Rotten Deal on New York Wages

Original Article: http://www.nypost.com/p/news/opinion/opedcolumnists/rotten_deal_on_ny_wages_8zog8BRi409WAQxTF9u1oN

  • Author: Michael Saltsman

  • Publication Date: March 2013

  • Newspaper: New York Post

  • Topics: Minimum Wage

Republicans in the state Senate have reportedly agreed to raise New York’s minimum wage in three steps over three years to $9 an hour, in exchange for some tax breaks for businesses.

It’s a bad deal.

Such compromises have national precedent: In a similar federal agreement in 2007, well-meaning legislators thought a series of small-business tax cuts would offset the damage caused by a minimum-wage hike.

Oops: Economists from Miami and Trinity universities found that teen employment fell regardless, with a nearly 7 percent drop in employment for 16- to 19-year-olds in states that felt the full brunt of the 40 percent hike.

That should serve as a lesson for Albany lawmakers who think they can take with one hand and give with the other.

The debate over a higher minimum wage always starts with the debate over jobs, and with good reason. In New York, the unemployment rate for teens stood at 28 percent last year, one of the highest rates in the country. Now legislators would raise by 24 percent the cost to hire and train this group of jobseekers — putting jobs further out of reach for this vulnerable population.

Need proof? After New York’s last minimum-wage hike, a team of economists from Cornell University, San Diego State University and the University of Oregon found a drop of more than 20 percent in employment for less-educated young adults in the state. An Employment Policies Institute analysis of Census Bureau data estimates that a $9 minimum would kill over 27,000 entry-level jobs in the state.

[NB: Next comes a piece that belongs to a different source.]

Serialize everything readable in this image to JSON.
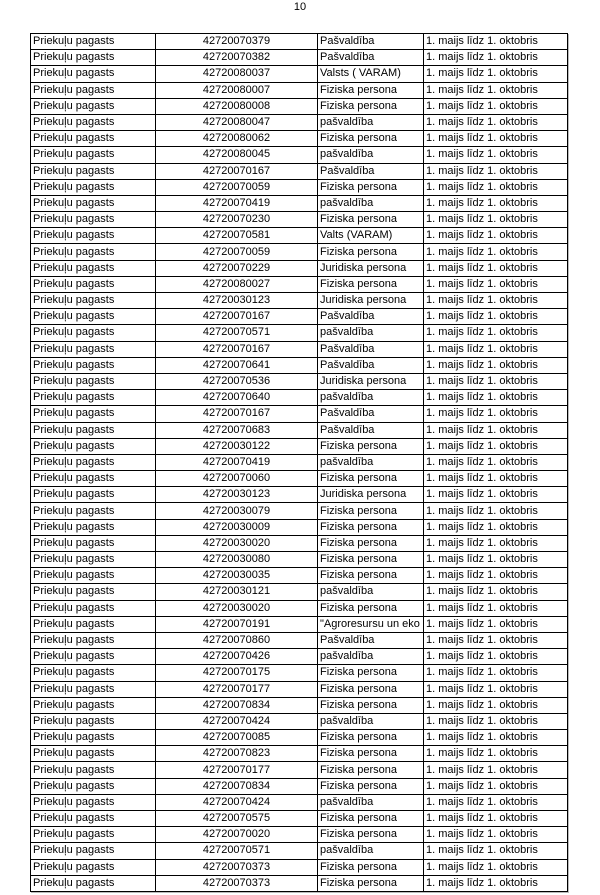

Labor union-funded advocacy groups such as the Fiscal Policy Institute and the National Employment Law Project brandish two studies that (they claim) offer proof that a higher minimum wage won’t reduce employment. In fact, both studies have been decisively debunked in a National Bureau of Economic Research paper from economists at UC-Irvine and the Federal Reserve Board.

In any case, the overwhelming majority of studies — 85 percent of the most credible research from the last two decades — point to a loss of jobs following a wage hike.

There’s another problem: Hiking the minimum wage doesn’t do what liberals most want it to do — reduce poverty. Twenty-eight states (including New York) raised their minimum wage between 2003 and 2007, yet Cornell and American University economists found no drop in poverty rates.

A quick look at Census data on who’d be affected by a $9 minimum wage in New York explains why. The average family income of a beneficiary is $58,303 — far above what anyone can earn working full time at the minimum wage. That’s because many of those covered by the wage billaren’t the main breadwinner in their family. For instance, 43 percent are living at home with family or relatives. By contrast, just 8 percent are single parents supporting children.

And the state and federal governments have already done a considerable amount of work to help this last group. With the Earned Income Tax Credit, the effective minimum wage for a single parent with two children is roughly $10.50 an hour — more than the $9 that New York is looking at.

By the way, there is one rarely mentioned winner from these hikes: unions — whose contracts often tie pay to the minimum wage. Now you know why union-backed groups keep pushing those debunked studies.

The takeaway for New York legislators is simple: If you’re interested in appearing to help the poor, then hike the minimum wage. But if you actually want to do something about poverty, strengthen the EITC instead.

That’s a deal that low-income New Yorkers, the state’s businesses and the teens who keep their jobs can all get behind.

Michael Saltsman is the research director of the Employment Policies Institute.